Dig is momentarily frozen between the sight of Tara’s breasts and the thought of imminent catastrophe.
« DIG!!! » we all scream as one.
He thrusts back his arms, flinging himself apart in a spray of light. The light falls inwards, strands which weave back into the form of Dig, but this time, holding Canopus. It has been repotted and wrapped in a bolt of cyan crepe that Javor brought back from the silk farm. It’s enormous. As Dig sets it on the floor, the tips of the branches brush the ceiling.
There’s a panicked chatburl from Briscoe: Holy fuck. What’s happening?
Then we see it through his eyes, the blue flame surrounding the mandala on the ceiling suddenly pulses with energy, expanding and burning like a supernova. It’s the energy we share, the energy that binds us, not the individual energies of the trees or the sparks. It grows and burns until it’s as bright as, brighter than the individual sparks. When I look around the room, our eyes are glowing with blue flame.
« Did you feel that? » gasps Ailann.
For once, Cillian’s emotions are present on his face. He grabs Ailann and embraces him.
I’m shaking all over. All I can think of is being with my posse, with Benbow and Solomon and Dermot.
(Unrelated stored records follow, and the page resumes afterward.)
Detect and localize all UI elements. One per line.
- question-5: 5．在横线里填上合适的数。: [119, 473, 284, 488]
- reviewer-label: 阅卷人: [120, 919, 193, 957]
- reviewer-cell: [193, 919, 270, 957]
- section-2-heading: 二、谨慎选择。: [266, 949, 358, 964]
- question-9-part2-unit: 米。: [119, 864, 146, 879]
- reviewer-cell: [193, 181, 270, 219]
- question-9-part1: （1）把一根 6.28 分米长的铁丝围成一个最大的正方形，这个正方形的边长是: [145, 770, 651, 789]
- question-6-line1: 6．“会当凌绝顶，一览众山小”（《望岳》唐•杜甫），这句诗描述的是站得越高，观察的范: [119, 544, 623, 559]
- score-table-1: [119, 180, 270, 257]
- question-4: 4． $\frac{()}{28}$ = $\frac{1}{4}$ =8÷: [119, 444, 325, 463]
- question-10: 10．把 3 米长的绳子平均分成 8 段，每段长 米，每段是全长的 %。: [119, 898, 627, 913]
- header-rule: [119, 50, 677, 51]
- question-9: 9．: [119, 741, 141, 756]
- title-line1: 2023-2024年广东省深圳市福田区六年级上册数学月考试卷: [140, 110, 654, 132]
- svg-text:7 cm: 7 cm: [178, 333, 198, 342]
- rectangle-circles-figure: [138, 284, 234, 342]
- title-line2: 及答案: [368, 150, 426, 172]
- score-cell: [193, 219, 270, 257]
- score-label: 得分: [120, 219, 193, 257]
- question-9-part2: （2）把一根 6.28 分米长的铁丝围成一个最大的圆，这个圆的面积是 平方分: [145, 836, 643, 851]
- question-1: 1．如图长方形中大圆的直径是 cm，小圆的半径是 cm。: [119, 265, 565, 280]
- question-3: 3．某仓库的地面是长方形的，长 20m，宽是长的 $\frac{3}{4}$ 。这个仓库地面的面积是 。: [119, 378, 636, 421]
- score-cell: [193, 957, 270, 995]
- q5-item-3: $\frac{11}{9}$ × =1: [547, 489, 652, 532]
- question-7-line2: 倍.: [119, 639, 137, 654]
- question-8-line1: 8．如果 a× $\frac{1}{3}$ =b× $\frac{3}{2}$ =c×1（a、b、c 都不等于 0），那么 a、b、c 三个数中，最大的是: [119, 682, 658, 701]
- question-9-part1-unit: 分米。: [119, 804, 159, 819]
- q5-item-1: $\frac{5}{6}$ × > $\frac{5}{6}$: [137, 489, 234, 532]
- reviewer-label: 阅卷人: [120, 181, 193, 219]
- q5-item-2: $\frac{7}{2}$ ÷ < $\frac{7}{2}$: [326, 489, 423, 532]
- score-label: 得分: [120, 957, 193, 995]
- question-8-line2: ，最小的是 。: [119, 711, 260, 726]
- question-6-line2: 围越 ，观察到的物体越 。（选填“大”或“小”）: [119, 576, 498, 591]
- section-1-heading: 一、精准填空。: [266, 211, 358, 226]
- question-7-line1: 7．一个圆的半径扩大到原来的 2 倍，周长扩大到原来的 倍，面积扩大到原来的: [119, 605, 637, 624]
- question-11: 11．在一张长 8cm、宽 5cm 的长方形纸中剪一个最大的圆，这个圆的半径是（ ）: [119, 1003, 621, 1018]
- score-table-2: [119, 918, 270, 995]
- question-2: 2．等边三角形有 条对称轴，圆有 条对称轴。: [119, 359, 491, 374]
Solomon is thinking the same thing. He grabs my hand. « That was totally intentional, » he says. « Increasing the binding energy by an order of magnitude to offset the fragmentary effect of incorporating so many new emanations at once. »
Outside, Tara is gaping at the enormous Canopus. Dig has collapsed unsteadily into a chair. “It’s all right,” he says. “That’s its final size.”
“I don’t know how we’re going to get it out of here,” she says.
“Jamey has some ideas for pruning.”
“Are you all right? You look a little peaked.”
“RootRiot,” says Dig. “RootRiot sounds really good. And I think you’re right about that pollination opportunity. Now would be an excellent time.”